In deciding the relevance of the Freedom Charter in our transformation discourse, some have dwelt much on the specificity of its "text" as opposed to the general thrust of its "spirit". For a document that was drafted 59 years ago, it goes without saying that the relevance of its text will gradually drift into oblivion, because new dynamics demand different ways to specific political, social and economic navigation of prevailing challenges. Over time new obstacles have emerged whilst some have disappeared, and this being so against the backdrop of new navigation technics.
All these changing conditions considered, we must answer the question as to why the ANC continues to consider the Freedom Charter adopted in 1955 at the Kliptown Congress of the People as its basic policy document. And as indicated, the answer lies in the duality often attributed to such important historic documents, that being their "letter" and "spirit".
When we speak of the letter and spirit of the Constitution in one breadth, it is because we are mindful of the fact that the "letter" may have missed some of the important details that we intended to be pronounced by such documents but nonetheless whose inclusion would have made the document too bulky.
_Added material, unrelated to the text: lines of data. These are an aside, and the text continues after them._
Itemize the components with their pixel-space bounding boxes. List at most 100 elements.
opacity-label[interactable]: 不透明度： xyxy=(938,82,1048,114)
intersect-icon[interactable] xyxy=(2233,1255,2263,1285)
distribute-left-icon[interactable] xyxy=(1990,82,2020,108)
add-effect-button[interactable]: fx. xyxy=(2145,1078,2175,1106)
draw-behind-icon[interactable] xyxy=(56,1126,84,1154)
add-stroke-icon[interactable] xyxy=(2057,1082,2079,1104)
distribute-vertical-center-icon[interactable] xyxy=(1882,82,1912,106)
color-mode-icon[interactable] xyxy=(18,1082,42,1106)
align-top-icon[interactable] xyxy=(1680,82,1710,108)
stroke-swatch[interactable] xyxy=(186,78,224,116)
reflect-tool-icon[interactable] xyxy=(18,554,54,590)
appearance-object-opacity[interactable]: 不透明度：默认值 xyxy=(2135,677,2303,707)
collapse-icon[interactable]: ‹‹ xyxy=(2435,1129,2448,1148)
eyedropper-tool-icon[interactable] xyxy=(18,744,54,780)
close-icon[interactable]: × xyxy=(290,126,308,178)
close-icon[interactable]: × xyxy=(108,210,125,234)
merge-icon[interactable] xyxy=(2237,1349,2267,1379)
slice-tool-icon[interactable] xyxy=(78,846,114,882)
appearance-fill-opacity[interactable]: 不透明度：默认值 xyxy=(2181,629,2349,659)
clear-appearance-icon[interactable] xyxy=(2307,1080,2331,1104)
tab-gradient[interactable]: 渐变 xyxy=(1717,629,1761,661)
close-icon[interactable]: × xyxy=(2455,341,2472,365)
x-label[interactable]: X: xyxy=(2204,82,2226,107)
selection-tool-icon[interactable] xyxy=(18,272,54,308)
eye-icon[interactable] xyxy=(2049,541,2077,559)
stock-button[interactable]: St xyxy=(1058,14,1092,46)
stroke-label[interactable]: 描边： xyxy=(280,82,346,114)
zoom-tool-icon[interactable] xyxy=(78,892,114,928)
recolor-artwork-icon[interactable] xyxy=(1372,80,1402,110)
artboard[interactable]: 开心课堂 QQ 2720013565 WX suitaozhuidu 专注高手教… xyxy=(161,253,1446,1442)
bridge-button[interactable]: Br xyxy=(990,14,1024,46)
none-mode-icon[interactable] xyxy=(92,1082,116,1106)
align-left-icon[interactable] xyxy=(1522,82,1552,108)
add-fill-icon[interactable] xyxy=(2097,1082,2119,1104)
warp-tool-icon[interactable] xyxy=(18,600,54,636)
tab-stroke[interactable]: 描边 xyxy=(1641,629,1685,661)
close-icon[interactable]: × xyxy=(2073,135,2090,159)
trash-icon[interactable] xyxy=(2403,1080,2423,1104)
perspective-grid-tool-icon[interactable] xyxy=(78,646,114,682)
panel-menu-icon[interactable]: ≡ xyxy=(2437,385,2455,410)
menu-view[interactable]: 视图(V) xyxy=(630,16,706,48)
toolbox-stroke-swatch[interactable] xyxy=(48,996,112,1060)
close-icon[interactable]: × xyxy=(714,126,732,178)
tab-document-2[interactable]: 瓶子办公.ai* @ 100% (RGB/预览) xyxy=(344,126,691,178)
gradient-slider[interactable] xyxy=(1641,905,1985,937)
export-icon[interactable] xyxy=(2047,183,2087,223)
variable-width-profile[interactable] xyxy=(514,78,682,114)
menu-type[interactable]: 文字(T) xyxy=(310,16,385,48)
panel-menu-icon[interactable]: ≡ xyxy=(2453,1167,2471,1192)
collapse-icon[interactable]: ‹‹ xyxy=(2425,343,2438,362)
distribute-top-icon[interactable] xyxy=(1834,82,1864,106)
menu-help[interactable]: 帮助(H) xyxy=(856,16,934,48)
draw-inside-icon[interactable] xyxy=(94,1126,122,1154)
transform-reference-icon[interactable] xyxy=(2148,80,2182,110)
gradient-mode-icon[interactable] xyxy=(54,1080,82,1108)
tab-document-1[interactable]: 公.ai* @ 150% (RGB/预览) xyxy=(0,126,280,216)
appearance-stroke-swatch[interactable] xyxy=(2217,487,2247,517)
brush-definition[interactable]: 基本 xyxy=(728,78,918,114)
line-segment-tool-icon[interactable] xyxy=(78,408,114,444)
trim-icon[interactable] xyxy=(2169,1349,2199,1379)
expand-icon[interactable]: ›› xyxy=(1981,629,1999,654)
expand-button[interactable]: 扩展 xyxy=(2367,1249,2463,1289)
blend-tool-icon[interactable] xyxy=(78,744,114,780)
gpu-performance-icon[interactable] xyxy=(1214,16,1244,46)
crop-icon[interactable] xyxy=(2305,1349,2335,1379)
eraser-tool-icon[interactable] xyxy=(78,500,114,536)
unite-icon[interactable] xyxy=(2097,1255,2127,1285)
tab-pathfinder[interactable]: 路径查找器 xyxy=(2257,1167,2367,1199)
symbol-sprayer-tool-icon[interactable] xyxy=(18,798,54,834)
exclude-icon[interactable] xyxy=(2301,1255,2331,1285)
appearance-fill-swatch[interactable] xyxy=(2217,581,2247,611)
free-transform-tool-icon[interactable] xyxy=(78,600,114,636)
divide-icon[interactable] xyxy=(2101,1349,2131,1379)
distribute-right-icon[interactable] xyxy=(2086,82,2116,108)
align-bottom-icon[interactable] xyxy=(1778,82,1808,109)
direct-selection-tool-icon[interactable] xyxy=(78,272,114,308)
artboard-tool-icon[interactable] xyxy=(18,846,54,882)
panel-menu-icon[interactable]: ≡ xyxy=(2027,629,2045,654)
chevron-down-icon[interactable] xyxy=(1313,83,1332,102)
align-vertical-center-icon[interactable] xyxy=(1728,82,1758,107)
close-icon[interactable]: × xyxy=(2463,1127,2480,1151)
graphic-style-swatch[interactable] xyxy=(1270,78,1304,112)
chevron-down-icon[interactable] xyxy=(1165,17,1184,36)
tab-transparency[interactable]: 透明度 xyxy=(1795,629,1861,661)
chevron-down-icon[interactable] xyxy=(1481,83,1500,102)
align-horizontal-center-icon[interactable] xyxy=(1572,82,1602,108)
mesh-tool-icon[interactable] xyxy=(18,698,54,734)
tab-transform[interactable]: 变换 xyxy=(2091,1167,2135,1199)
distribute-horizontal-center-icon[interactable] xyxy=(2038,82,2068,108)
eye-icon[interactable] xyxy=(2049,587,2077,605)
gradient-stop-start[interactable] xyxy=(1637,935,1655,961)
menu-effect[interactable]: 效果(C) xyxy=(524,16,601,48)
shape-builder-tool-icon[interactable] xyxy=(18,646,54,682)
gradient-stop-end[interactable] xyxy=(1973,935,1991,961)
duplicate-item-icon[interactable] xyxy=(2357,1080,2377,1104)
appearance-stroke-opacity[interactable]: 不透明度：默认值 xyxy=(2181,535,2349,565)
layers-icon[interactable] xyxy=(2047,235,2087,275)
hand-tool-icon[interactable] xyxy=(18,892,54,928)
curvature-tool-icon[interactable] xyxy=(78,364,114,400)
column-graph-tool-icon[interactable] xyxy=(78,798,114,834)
But where the letter in a Constitution overrides the spirit on a technical basis, there is no doubt that a historic document drafted 59 years ago would lean more on its spirit than the pragmatism of its text.
Thus the question that we should be asking ourselves on the occasion of the 59th Anniversary of the Freedom Charter is as to what were the broad policy objectives of those who gathered in Kliptown in 1955 to adopt this historic document.
The Freedom Charter must be read against the injustices that it sought to annul. By 1955, unlike in 1912 when the ANC was formed, the liberation struggle had made qualitative leaps and so did the oppressive environment. Apartheid which was more intensive and violent particularly during the Defiance Campaign Against Unjust Laws of 1952, had replaced the outright conventional wars of colonial conquest. Markedly, whilst Chief Bambatha and other kings fought to thwart off invasion of Africa by the Europeans, the Congress of the People had in its ranks descendants from both the colonial conquerors and the conquered with legitimate claim to South African citizenship.